• Beware of Counterfeit Woodturning Tools (click here for details)
  • Johnathan Silwones is starting a new AAW chapter, Southern Alleghenies Woodturners, in Johnstown, PA. (click here for details)
  • Congratulations to Keven Jesequel for "Big Leaf Maple" being selected as Turning of the Week for April 15, 2024 (click here for details)
  • Welcome new registering member. Your username must be your real First and Last name (for example: John Doe). "Screen names" and "handles" are not allowed and your registration will be deleted if you don't use your real name. Also, do not use all caps nor all lower case.

Suggestions for lacquer technique?

Joined
Apr 9, 2004
Messages
1,287
Likes
4
Location
Austin, TX
Website
www.woodturner.org
I've never used lacquer or sprayed finish for any of my finishes. And lately I've seen a lot of nice pieces with lacquer finishes. Mostly, tung oil has been pretty friendly to me - via multiple wipe-on coats. But for a thicker more glossy finish, it seems that spray may be the way to go.

Should I start out with some of the spray can solutions, or is a compressor+sprayer the only way to go? How about application?

thanks,
Jeff :confused:
 

Steve Worcester

Admin Emeritus
Joined
Apr 9, 2004
Messages
2,693
Likes
96
Location
Plano, Texas
Website
www.turningwood.com
I have done a little experimentation with the glass bottle and propellant cans. I use the gloss lacquer that I buy by the gallon at HD and then cut it 50/50 with thinner. It works ok, but could use some better atomization that I will not get from this setup.

I have a buddy that uses a small touchup gun, like what can be bought from HD, Harbor, etc., for about $25-$30. Low investment for the beginnigs of the experimentation stage.

The beauty of laquer is that as long as you don't get too many airborne contaminants in it, it is easy to sand out, buff, fix, respray etc.
 
Joined
Apr 24, 2004
Messages
143
Likes
0
Location
Toronto, Ontario Canada
Website
www.phoenixwood.ca
spray lacquer

i have been trying the water based lacquer by Oxford, so far the results have been inconsistent. First bowl was easy and after a bit of sanding to smooth out the rough stuff the finish was very glossy. the second attempt had more sags and eventually i had to sand it all clean and start again. this bowl i sprayed while on the lathe and spinning slowly, perhaps this was the mistake. the other was sprayed on a lazy susan turned by hand. Been using a cheap airbrush powered off the output from a gast vaccum pump. had to thin the lacquer with 10 to 15% water to stop the nozzle from clogging.
 
Joined
Apr 25, 2004
Messages
2,560
Likes
34
Location
Annandale, New Jersey
Oxford PSL

Dr.,

Suggest that you not thin more than 10%, and that you put in the SA-5 additive for increased leveling. Waterborne finishes are best applied with HVLP guns because you'll get much better atomization and the droplets will hit the surface with much less force.

Remember too that PSL gives 100% burn-in, so putting on numerous thin coats is much preferable, especially to avoid sags.

You didn't mention it, but I'll also strongly suggest that you use a barrier coat of either ultra-pale dewaxed shellac or Zinsser's Seal Coat. The waterbornes will tend to raise, or at least pucker some grain. The near-clear shellac will prevent this and will also insure best adhesion of the PSL in case of "contaminates" on the surface like finger oil that can promote sags.

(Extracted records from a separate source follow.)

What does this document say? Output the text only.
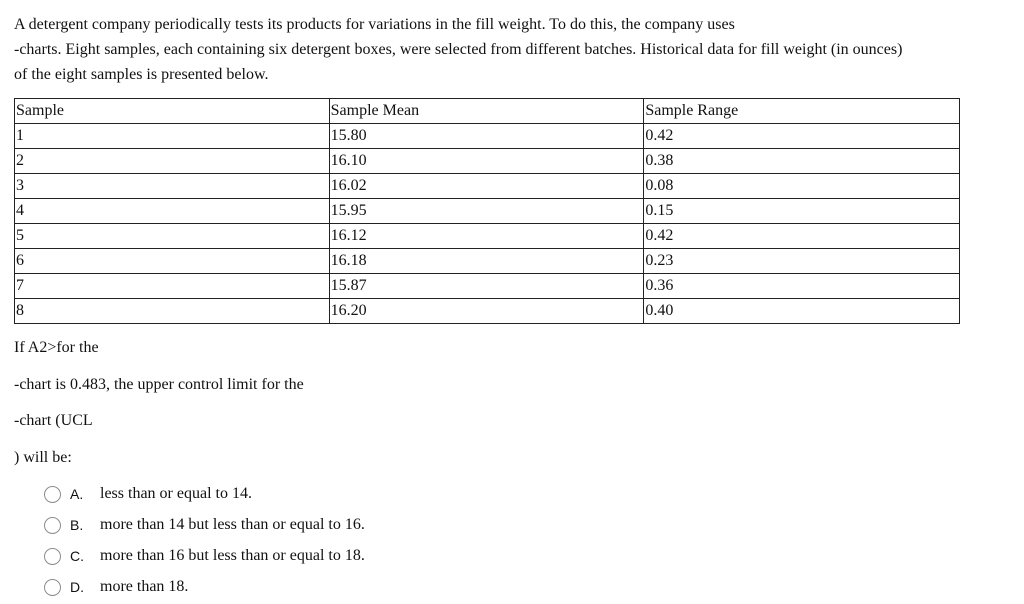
A detergent company periodically tests its products for variations in the fill weight. To do this, the company uses
-charts. Eight samples, each containing six detergent boxes, were selected from different batches. Historical data for fill weight (in ounces)
of the eight samples is presented below.
Sample	Sample Mean	Sample Range
1	15.80	0.42
2	16.10	0.38
3	16.02	0.08
4	15.95	0.15
5	16.12	0.42
6	16.18	0.23
7	15.87	0.36
8	16.20	0.40
If A2>for the
-chart is 0.483, the upper control limit for the
-chart (UCL
) will be:
A.	less than or equal to 14.
B.	more than 14 but less than or equal to 16.
C.	more than 16 but less than or equal to 18.
D.	more than 18.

I use the shellac/Oxford PSL combination on my flatwork all the time, and get great "off-the-gun" finishes.

I have successfully hand applied PSL to bowls using a foam brush. Following is an example, that was rubbed out on the lathe using Meguire's compounds.

Suggest that if you wish to "lathe apply" that you do so with the piece turned by hand; even the slowest speeds on many lathes will crate vortex drafts that will disrupt a mist pattern and result in uneven coating and sags
 

Attachments

  • Ambrosia-2.jpg
    Ambrosia-2.jpg
    5.3 KB · Views: 280
Joined
Apr 24, 2004
Messages
143
Likes
0
Location
Toronto, Ontario Canada
Website
www.phoenixwood.ca
Thanx for Info

Mark: you have provided a lot of advice and will try what you suggest. HVLP is on a wish list. SA-5, next order. My oneway turns very slowly and figure its not drafting air, can always take it down another step on the pulleys. was wondering if a brsuh or other applicator can be used.

Also have found that sanding can cause some melting of the finish and causes raised streaks on the piece.

regards
 
Joined
Apr 25, 2004
Messages
2,560
Likes
34
Location
Annandale, New Jersey
Sanding

Any lacquer, a natural resin, will melt from power sanding, either by moving the paper or the piece. If you're leveling a lacquer (or shellac) coating, hand sanding, often wet, is the way to go.